Bossing, however, is much more interesting and requires far more attention than that. Bosses are spread around RuneScape, each one having its own set of attacks and abilities which set it apart. Usually, bosses require much better equipment and levels to take down compared to low levels NPC's, and many require groups for all but the elite players. To boss effectively, many factors must be taken into consideration, including the boss's special attacks, the boss's life points, and the area it is in.
Some bosses have abilities that players have as well.
- Protection prayer have rarely been used by bosses. In the case that they are, the bosses have a seemingly infinite supply of prayer points, and no known abilities can deactivate the prayers. However, the set effect of Verac the Defiled's equipment works even on the prayers of bosses.
- Bosses can use poison, dragonfire, and attacks that hit multiple players all at once (sometimes all players in the room).
Bossing in some instances presents the opportunity to tank. While this role is not popular, it is sometimes done when the majority of the party is comprised of low-level players.
Dungeoneering deserves a special mention, as it places a player or group into an instanced environment where they must handle difficult monsters and a boss to complete the dungeon.
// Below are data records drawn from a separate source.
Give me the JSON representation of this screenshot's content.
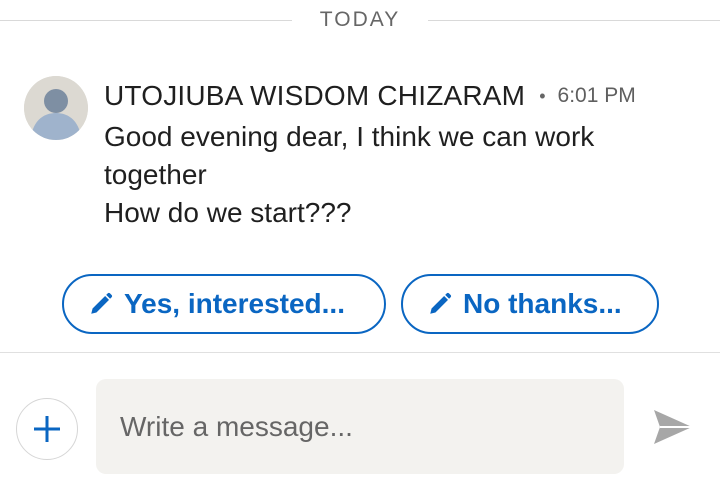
{
  "divider": {
    "label": "TODAY"
  },
  "message": {
    "sender": "UTOJIUBA WISDOM CHIZARAM",
    "separator": "•",
    "time": "6:01 PM",
    "lines": [
      "Good evening dear, I think we can work",
      "together",
      "How do we start???"
    ]
  },
  "quick_replies": [
    {
      "label": "Yes, interested...",
      "icon": "pencil-icon"
    },
    {
      "label": "No thanks...",
      "icon": "pencil-icon"
    }
  ],
  "composer": {
    "placeholder": "Write a message...",
    "add_icon": "plus-icon",
    "send_icon": "send-icon"
  },
  "colors": {
    "accent": "#0a66c2",
    "muted_text": "#666666",
    "input_bg": "#f3f2ef",
    "avatar_bg": "#dcd9d2",
    "avatar_figure": "#9fb3cc"
  }
}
Thus, it exposes the player/s to the two base forms of PvM, and is usually a very dynamic experience.
Also, it is recommended to be well rounded in all your combat skills if you intend to be an avid PvMer. Skills only help, and it is far easier to level a lower skill ten times than level a higher skill even once.
Experience points are given after a monster is killed, not during the fight per hit.
To change where the experience goes, one must go to the Powers interface window and click on the tab for whatever xp you want to change. In the lower right hand corner are options to change the xp gained. For melee, the choices are attack, strength, defence, or a mixture of the three. For ranged, it is either ranged, defence, or both, and for magic it is either magic, defence, or both.
Since the xp rewarded does not scale up with the health of the monster, it is wise to fight monsters with a low health to xp ratio. For example, level 4 goblins, yield 1 xp per 3 damage dealt.
Training is usually done by necessity via the Slayer or Dungeoneering skill. If you find yourself in need of combat levels, there are specific monsters in the game which yield high experience rates. Killing random monsters for experience is usually a waste of experience, not to mention time.
There are various areas in the game which give decreased or no EXP when fighting, but they are usually very specific and restricted, such as clan battlefields.
- Sometime during 7 December-12 December, 2009, when players would hit damage including a zero in it (like 10 or 0), it would show as "0", without a diagonal line across it.
- Sometimes there is a glitch that the message level up appears two times.
- Combat training areas are identified on the map with the combat training icon ( ), but combat training is only allowed to players with an Attack, Strength, or Defence level less than 9, depending on what is being trained. Also, these training dummies will only provide experience in the Attack, Strength, and Defence skill. Magic can be trained at the training area in Lumbridge, but ranged must be trained on other attackable NPCs.